In Deutschland, wo etwa ein Drittel der Bevölkerung regelmäßig auf Leitungswasser zurückgreift, gibt es immer mehr Diskussionen über die Qualität und mögliche Gesundheitsrisiken von Trinkwasser. Eine viel diskutierte Frage ist, ob hartes Wasser, das reich an Kalzium und Magnesium ist, das Risiko für Arteriosklerose, auch bekannt als Arterienverkalkung, erhöht. Doch Experten wie die Deutsche Herzstiftung setzen sich für Aufklärung ein und machen deutlich, dass es hier keinen direkten Zusammenhang gibt. So t-online.de berichtet, dass hartes Wasser in Deutschland weit verbreitet ist und gesundheitliche Vorteile bietet, während sich Arteriosklerose vor allem durch andere Lebensstilfaktoren entwickelt.
Was ist Arteriosklerose wirklich? Diese Krankheit zeigt oft erst Symptome, wenn die Gefäße bereits erheblich verengt sind. Sie entsteht durch Ablagerungen, sogenannte Plaques, in den Blutgefäßen, die aus Blutfetten, Bindegewebe und Kalzium bestehen. Diese Ablagerungen können letztendlich zu schwerwiegenden Herz-Kreislauf-Erkrankungen wie Herzinfarkt oder Schlaganfall führen. Wie herzstiftung.de erklärt, haben Herzexperten festgestellt, dass die Verkalkung der Herzkranzgefäße nicht auf den Kalk im Trinkwasser zurückzuführen ist, sondern vielmehr auf Erkrankungen, die häufig mit einem ungesunden Lebensstil korrelieren.

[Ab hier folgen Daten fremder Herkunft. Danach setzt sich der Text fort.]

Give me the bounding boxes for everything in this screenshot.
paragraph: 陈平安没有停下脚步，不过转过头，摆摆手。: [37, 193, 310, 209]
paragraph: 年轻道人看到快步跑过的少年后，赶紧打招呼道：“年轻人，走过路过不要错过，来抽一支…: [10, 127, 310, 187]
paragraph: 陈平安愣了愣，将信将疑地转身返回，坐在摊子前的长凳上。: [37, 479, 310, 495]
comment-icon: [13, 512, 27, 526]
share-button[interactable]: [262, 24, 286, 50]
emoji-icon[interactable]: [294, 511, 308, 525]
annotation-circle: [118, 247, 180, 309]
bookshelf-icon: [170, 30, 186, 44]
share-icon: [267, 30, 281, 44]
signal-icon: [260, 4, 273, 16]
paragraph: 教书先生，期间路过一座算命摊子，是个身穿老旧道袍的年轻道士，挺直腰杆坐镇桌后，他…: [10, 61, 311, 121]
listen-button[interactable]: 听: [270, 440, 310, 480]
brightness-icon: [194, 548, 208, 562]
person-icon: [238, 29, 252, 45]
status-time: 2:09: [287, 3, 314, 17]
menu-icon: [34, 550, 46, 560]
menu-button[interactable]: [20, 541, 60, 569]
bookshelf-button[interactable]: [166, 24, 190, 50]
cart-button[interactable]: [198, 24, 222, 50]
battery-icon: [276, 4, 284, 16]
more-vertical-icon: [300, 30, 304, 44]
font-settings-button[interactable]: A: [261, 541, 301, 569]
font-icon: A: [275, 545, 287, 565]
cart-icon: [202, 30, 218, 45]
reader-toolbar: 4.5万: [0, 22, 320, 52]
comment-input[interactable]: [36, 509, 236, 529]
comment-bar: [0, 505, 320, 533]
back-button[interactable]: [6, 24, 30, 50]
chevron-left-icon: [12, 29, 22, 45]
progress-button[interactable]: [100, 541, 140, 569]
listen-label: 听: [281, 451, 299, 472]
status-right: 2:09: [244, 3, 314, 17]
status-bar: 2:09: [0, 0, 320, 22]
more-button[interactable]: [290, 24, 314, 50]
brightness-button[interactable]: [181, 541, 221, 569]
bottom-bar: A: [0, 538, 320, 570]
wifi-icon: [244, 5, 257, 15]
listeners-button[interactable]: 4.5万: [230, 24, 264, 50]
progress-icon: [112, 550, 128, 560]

Lebensstil als Risikofaktor
Ein besonders wichtiger Aspekt ist der Lebensstil. Ungesunde Ernährung, Übergewicht, Bewegungsmangel, Rauchen und übermäßiger Alkoholkonsum sind zentrale Risikofaktoren für Herzkrankheiten. Diese können zu Bluthochdruck, Diabetes und hohen Cholesterinwerten führen, die das Risiko für Arteriosklerose wesentlich erhöhen. Laut gesund.bund.de steigen die Ablagerungen in den Gefäßen mit diesen Faktoren, was zu Verengungen und letztendlich zu Durchblutungsstörungen führt.

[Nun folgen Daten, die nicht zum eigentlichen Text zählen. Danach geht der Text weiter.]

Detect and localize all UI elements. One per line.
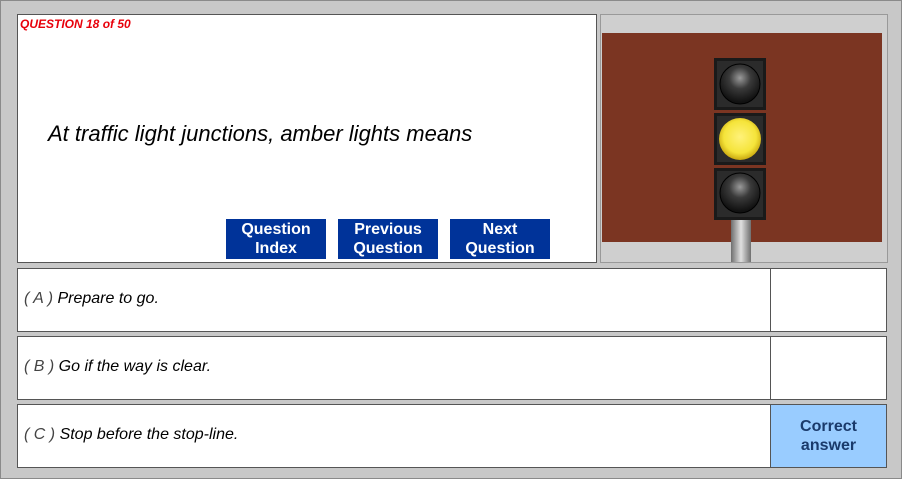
question-panel: QUESTION 18 of 50 At traffic light junct… xyxy=(17,14,597,263)
next-question-button[interactable]: Next Question xyxy=(450,219,550,259)
answer-text: ( A ) Prepare to go. xyxy=(24,290,159,308)
answer-label: Stop before the stop-line. xyxy=(59,426,239,443)
answer-option-c[interactable]: ( C ) Stop before the stop-line. xyxy=(17,404,771,468)
answer-option-a[interactable]: ( A ) Prepare to go. xyxy=(17,268,771,332)
answer-label: Prepare to go. xyxy=(57,290,159,307)
answer-feedback-b xyxy=(770,336,887,400)
answer-option-b[interactable]: ( B ) Go if the way is clear. xyxy=(17,336,771,400)
question-text: At traffic light junctions, amber lights… xyxy=(48,121,473,146)
question-index-button[interactable]: Question Index xyxy=(226,219,326,259)
question-image xyxy=(600,14,888,263)
answer-letter: ( B ) xyxy=(24,358,55,375)
correct-answer-badge: Correct answer xyxy=(770,404,887,468)
question-counter: QUESTION 18 of 50 xyxy=(20,17,131,31)
answer-letter: ( C ) xyxy=(24,426,56,443)
quiz-frame: QUESTION 18 of 50 At traffic light junct… xyxy=(0,0,902,479)
traffic-light-amber-icon xyxy=(602,33,882,262)
answer-feedback-a xyxy=(770,268,887,332)
previous-question-button[interactable]: Previous Question xyxy=(338,219,438,259)
answer-letter: ( A ) xyxy=(24,290,54,307)
answer-text: ( C ) Stop before the stop-line. xyxy=(24,426,238,444)
answer-text: ( B ) Go if the way is clear. xyxy=(24,358,211,376)
answer-label: Go if the way is clear. xyxy=(58,358,212,375)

Doch wie erkennt man, ob man zu den Betroffenen gehört? Cholesterinwerte sind ein wichtiger Indikator. Es werden drei verschiedene Werte bestimmt: LDL-Cholesterin, HDL-Cholesterin und Gesamtcholesterin. Eine Hypercholesterinämie, also ein erhöhter Cholesterinspiegel, wird oft bei Werten festgestellt, die über den empfohlenen Grenzwerten liegen. Günstige Werte für gesunde Personen sind:
- Gesamtcholesterin: unter 200 mg/dl (5,2 mmol/l)

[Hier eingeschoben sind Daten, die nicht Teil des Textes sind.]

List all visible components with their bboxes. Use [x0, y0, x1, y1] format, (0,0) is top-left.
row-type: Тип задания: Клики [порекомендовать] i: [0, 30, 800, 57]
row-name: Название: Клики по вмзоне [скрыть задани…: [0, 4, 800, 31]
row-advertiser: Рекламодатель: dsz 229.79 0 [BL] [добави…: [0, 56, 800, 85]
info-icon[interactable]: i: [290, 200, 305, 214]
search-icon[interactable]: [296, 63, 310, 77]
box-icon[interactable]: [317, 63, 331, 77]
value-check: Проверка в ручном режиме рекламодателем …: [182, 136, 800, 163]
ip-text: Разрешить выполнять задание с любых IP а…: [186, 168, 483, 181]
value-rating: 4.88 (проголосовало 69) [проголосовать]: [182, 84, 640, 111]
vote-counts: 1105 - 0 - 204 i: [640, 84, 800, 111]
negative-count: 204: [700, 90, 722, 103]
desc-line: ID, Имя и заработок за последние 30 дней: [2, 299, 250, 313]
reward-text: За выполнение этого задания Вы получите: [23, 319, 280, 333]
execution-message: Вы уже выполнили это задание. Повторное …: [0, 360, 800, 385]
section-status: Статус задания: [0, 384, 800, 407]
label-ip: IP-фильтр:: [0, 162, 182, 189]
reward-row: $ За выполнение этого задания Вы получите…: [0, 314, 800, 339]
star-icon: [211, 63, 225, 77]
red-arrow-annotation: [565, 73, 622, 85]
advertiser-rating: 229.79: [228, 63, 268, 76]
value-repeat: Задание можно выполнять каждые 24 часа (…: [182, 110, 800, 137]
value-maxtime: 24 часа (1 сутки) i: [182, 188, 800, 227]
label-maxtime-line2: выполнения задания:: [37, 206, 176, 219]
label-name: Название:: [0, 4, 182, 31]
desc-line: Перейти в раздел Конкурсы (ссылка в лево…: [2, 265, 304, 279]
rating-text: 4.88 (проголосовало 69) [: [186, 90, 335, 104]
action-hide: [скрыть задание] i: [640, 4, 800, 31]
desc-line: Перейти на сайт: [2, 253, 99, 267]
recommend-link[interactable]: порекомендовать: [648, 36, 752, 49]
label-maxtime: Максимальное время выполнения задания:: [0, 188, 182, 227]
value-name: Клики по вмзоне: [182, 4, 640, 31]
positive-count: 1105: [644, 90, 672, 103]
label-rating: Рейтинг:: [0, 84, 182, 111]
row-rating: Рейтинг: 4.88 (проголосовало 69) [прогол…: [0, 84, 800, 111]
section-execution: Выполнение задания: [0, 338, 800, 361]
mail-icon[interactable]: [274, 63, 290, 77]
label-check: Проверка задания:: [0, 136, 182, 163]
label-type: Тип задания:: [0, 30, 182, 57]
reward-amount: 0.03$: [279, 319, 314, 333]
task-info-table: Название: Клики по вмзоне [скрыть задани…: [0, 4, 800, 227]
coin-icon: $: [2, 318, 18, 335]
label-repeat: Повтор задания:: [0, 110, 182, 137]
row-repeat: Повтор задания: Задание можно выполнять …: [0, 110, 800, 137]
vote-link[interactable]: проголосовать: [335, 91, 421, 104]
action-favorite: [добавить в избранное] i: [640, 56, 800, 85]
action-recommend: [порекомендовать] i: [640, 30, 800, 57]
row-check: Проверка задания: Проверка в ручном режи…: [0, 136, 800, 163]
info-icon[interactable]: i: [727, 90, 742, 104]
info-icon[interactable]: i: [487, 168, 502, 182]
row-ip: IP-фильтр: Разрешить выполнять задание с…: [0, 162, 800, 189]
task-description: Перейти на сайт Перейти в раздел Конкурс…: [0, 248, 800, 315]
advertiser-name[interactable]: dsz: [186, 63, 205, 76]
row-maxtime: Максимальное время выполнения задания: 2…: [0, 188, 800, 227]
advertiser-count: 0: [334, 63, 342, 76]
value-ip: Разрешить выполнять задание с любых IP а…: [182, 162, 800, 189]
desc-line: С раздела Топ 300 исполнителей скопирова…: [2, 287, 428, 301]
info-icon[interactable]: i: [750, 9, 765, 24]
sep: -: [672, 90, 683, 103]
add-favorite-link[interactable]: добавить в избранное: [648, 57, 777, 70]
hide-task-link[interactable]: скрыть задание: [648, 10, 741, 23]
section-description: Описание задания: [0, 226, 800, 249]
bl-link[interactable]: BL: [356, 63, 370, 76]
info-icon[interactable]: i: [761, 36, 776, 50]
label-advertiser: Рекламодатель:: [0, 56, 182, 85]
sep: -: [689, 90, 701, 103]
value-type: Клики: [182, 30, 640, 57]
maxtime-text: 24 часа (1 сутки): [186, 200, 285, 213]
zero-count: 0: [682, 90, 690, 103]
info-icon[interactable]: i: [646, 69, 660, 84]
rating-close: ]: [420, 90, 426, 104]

- LDL-Cholesterin: unter 100 mg/dl (2,6 mmol/l)
- HDL-Cholesterin: über 40 mg/dl (1 mmol/l) für Männer, über 50 mg/dl (1,3 mmol/l) für Frauen
Fazit: Harte Fakten zum harten Wasser
Trotz der Bedenken über das Trinkwasser bleibt festzuhalten: Hartes Wasser hat keinen nachweisbaren negativen Einfluss auf die Gesundheit in Bezug auf Arterienverkalkung. Kalzium wird im Körper benötigt und überschüssiges Kalzium scheidet der Organismus aus, anstatt es in den Gefäßen abzulagern. Experten raten dazu, die eigene Lebensweise zu überdenken und gegebenenfalls Anpassungen vorzunehmen. Eine gesunde Ernährung und regelmäßige Bewegung sind entscheidend, um das Risiko für Herz-Kreislauf-Erkrankungen zu minimieren.